One could say that regulatory writers (either freelancers or employees) may be the best paid in the medical writing industry. That is because their clients/employers are usually pharmaceutical companies with lots of cash.
What do regulatory writers do? They prepare documents that need to be submitted to regulatory agencies such as the Food and Drug Administration (as well as clinical trial reports and investigator brochures). Here's a description of some of these regulatory documents.
Investigational New Drug Application (IND)—the company requests permission to test a drug in humans. The IND includes scientific information about the chemical composition of the drug, an overview of previous animal studies, and whether the drug has been used in humans overseas. If the drug has been tested overseas, a complete summary of all efficacy and safety information to date also needs to be submitted.
New Drug Application (NDA)—the company has completed its research in humans and now submits the results in the NDA. This comprehensive document contains data on the effectiveness and safety of the drug obtained during preclinical and clinical trials.
Common Technical Document (CTD)— in the early 1990s, regulatory authorities and experts from the pharmaceutical industry from Europe, Japan, and the United States created the International Conference on Harmonization of Technical Requirements for Registration of Pharmaceuticals for Human Use (ICH). The ICH seeks to harmonize the interpretation and application of technical guidelines and requirements for product registration to avoid the duplication during the development of drugs in every region.
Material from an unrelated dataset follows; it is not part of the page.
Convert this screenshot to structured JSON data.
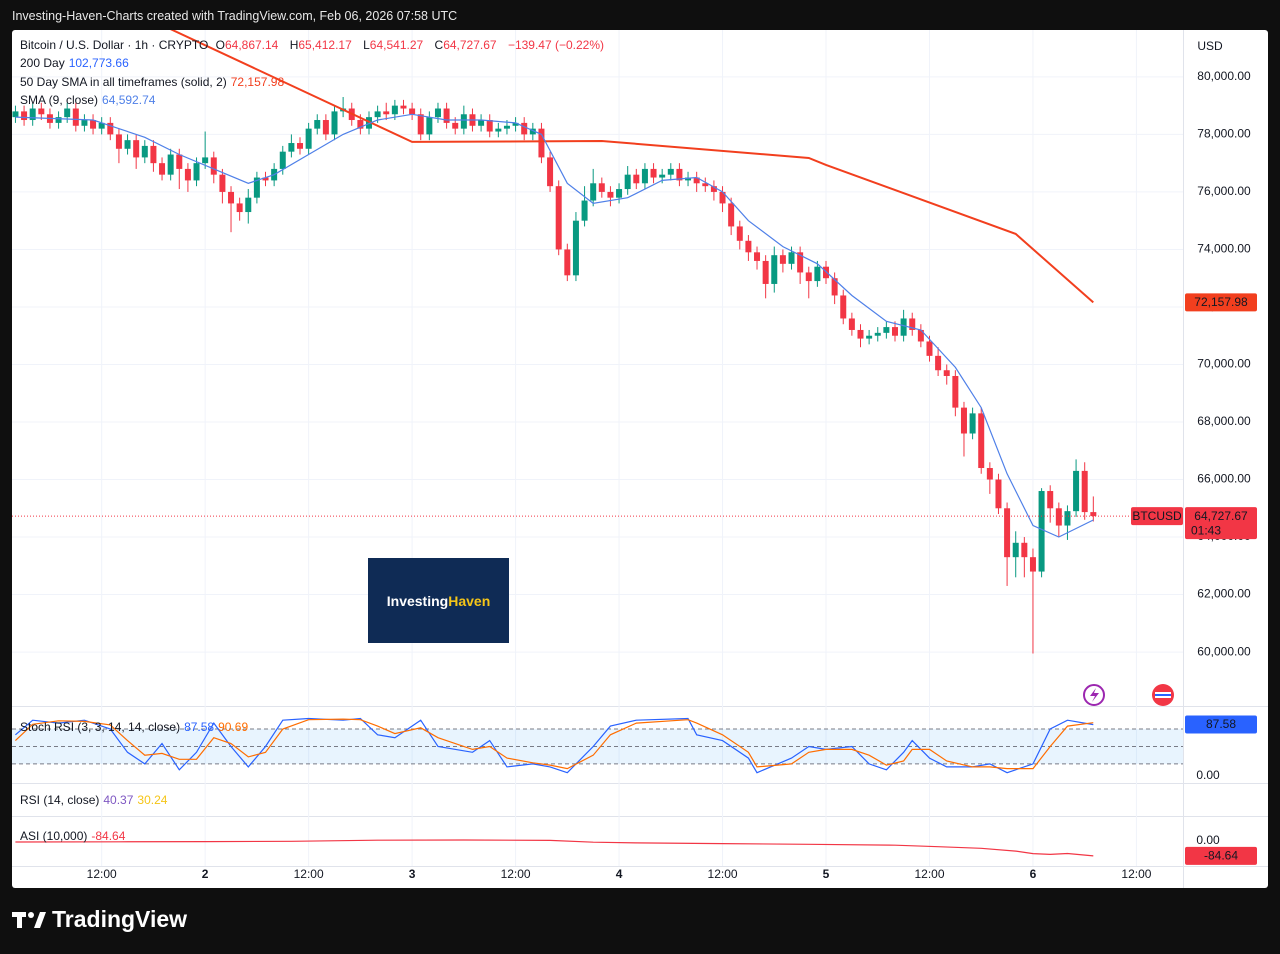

As a result of this harmonization came the CTD, which includes information on how the product is administered and prescribed and other documentation on the drug’s quality, safety and efficacy. The CTD was designed for use in Europe, Japan, and the United States.
Marketing Authorization Application (MAA)—the company submits an application requesting marketing authorization of the drug in the European Community, which includes chemical and clinical data on the drug.
Regulatory writing is not for everyone. Usually you need an advanced degree to break in. But if you like it and are good at it, you're in for a rewarding job.